Rose Burt on how she went from studying saxophone to running a tech center:
http://www.youtube.com/v/KBeobm6eyl4?version=3&hl=en_US
Burt spoke about her work at the Rec2Tech Center at Digital Harbor Foundation’s EdTech Meetup on Monday night. The center will guide students through a weekly, project-focused curriculum: each week students will work on a new project, be it data visualization, computer coding, building circuits, 3D projects and more. Each day (the center will be open daily) features something different:
- Monday: Guest presenters will give talks on a variety of topics.

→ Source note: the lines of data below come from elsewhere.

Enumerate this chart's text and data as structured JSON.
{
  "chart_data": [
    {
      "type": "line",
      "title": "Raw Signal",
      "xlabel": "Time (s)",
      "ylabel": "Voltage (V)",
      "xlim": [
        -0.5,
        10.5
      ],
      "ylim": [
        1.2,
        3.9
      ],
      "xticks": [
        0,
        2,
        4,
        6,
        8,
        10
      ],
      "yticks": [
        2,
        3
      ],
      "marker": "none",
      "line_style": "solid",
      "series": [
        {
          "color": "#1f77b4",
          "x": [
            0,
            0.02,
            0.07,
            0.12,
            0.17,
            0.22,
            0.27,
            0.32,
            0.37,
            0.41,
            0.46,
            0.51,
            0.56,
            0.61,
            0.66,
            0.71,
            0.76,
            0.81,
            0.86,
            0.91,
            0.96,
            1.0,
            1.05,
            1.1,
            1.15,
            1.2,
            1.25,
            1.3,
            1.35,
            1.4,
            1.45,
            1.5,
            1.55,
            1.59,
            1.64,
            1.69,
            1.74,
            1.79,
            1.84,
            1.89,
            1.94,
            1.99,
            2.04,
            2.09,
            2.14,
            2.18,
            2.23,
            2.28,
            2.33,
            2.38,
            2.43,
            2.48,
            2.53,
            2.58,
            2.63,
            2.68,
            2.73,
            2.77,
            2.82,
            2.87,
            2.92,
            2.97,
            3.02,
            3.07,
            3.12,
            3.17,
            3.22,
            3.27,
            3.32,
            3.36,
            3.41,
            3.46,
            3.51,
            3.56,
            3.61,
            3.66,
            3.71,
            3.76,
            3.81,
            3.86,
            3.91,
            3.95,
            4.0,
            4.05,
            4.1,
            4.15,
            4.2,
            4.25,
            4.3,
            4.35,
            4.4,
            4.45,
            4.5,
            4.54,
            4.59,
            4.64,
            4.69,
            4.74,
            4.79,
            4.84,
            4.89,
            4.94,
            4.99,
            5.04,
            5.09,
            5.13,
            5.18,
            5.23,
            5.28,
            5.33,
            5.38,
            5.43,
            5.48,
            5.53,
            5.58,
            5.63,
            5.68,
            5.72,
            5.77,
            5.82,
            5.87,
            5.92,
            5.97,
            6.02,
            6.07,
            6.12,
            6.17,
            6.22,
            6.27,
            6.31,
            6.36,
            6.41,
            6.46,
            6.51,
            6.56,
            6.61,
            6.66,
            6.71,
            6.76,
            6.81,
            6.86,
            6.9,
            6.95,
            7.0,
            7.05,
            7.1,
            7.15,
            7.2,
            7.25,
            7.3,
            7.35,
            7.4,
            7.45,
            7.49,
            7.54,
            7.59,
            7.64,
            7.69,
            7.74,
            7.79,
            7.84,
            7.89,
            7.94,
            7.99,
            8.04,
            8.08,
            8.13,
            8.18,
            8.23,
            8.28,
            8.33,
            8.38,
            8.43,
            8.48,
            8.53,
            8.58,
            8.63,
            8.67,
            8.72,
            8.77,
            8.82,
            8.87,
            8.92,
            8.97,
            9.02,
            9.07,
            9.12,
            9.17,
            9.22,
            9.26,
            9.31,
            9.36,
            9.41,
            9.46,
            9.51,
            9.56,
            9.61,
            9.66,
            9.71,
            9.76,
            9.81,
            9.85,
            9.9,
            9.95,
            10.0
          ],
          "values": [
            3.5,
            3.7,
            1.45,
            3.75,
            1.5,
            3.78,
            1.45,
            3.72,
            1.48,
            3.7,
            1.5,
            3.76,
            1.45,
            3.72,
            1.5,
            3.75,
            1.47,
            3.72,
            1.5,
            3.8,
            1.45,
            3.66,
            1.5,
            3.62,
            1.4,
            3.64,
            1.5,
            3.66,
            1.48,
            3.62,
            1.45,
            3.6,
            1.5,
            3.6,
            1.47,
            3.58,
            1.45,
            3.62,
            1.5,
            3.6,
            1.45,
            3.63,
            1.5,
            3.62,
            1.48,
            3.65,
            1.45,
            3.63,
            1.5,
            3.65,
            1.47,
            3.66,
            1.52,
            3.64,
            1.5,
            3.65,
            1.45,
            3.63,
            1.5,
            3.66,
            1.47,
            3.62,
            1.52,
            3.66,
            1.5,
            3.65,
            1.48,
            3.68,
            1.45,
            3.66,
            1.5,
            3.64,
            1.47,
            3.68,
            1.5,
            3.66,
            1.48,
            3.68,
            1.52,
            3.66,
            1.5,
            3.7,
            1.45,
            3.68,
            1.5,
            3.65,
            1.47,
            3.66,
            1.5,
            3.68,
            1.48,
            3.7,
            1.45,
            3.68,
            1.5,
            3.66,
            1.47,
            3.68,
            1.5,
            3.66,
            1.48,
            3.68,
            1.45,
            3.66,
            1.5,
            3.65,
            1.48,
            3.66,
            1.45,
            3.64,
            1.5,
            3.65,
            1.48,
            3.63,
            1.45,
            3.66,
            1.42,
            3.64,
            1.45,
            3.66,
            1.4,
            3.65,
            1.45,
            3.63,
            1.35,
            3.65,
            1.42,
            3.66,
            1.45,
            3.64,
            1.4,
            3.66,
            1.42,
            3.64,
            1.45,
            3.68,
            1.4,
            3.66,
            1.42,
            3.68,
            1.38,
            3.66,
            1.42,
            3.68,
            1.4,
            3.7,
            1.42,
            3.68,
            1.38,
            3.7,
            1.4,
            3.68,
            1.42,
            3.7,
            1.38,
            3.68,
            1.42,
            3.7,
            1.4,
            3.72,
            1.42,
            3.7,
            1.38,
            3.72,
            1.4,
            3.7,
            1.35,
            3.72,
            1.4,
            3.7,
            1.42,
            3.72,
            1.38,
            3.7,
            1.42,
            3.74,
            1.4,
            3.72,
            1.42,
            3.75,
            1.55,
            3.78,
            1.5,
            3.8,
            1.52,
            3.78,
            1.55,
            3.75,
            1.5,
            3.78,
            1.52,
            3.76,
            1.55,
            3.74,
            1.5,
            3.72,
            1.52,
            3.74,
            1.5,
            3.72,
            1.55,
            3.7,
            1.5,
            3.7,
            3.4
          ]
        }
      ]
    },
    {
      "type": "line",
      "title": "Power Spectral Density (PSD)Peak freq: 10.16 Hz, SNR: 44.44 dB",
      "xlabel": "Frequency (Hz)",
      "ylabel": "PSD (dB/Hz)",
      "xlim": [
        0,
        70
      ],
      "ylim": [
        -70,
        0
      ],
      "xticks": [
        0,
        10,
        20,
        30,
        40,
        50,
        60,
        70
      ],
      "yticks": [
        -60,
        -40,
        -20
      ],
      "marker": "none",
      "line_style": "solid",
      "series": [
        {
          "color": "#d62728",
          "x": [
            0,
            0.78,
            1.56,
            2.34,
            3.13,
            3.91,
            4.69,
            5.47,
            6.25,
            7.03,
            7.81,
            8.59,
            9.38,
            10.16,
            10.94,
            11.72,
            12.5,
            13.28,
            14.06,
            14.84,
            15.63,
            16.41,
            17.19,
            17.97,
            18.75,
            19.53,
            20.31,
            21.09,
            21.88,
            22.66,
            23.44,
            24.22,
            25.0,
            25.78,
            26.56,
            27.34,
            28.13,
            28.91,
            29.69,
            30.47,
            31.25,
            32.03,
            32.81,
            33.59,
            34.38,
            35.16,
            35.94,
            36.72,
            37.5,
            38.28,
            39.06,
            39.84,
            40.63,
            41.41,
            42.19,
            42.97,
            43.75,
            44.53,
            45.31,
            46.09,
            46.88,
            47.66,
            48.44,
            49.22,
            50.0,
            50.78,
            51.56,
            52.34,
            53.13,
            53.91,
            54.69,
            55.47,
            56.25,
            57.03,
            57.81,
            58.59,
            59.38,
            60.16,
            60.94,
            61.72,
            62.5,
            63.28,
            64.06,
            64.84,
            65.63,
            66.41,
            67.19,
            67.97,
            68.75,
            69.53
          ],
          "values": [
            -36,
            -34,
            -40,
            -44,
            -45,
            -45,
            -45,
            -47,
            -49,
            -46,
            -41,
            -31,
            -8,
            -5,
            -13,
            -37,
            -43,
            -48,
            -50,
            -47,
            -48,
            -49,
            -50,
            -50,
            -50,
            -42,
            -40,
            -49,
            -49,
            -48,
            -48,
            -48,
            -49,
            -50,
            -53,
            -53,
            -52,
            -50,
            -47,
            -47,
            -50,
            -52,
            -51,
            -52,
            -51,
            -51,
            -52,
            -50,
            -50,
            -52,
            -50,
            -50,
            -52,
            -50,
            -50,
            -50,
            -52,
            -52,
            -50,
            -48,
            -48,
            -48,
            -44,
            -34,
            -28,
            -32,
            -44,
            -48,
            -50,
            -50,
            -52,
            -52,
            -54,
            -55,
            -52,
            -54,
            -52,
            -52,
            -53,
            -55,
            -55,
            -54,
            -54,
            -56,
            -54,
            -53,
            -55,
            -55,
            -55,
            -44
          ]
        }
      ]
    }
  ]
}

- Tuesday: Students will do research and design a prototype of the project for the week.
- Wednesday and Thursday: Two days devoted solely to “making things,” as Burt put it in her presentation at the EdTech Meetup.
- Friday: The day for “peer feedback” and “documentation,” which entails students keeping an online blog and portfolio of the work they’ve completed.
The Rec2Tech Center will use a badging system to keep track of skills students have learned. In addition, students will have the opportunity to work on projects associated with the Digital Harbor Foundation’s STEM League. The point of the league is to train students to fill jobs in one of four areas — fab (short for fabrication, think: CNC milling machines, or stuff similar to what the SparkTruck had Baltimore school students do), web (design), mobile (design and app-building) and cyber (as in, cybersecurity) — within Baltimore city’s tech industry.
“Right here in Baltimore, there’s a new innovation generation being born,” says Shelly Blake-Plock, co-executive director of the Digital Harbor Foundation.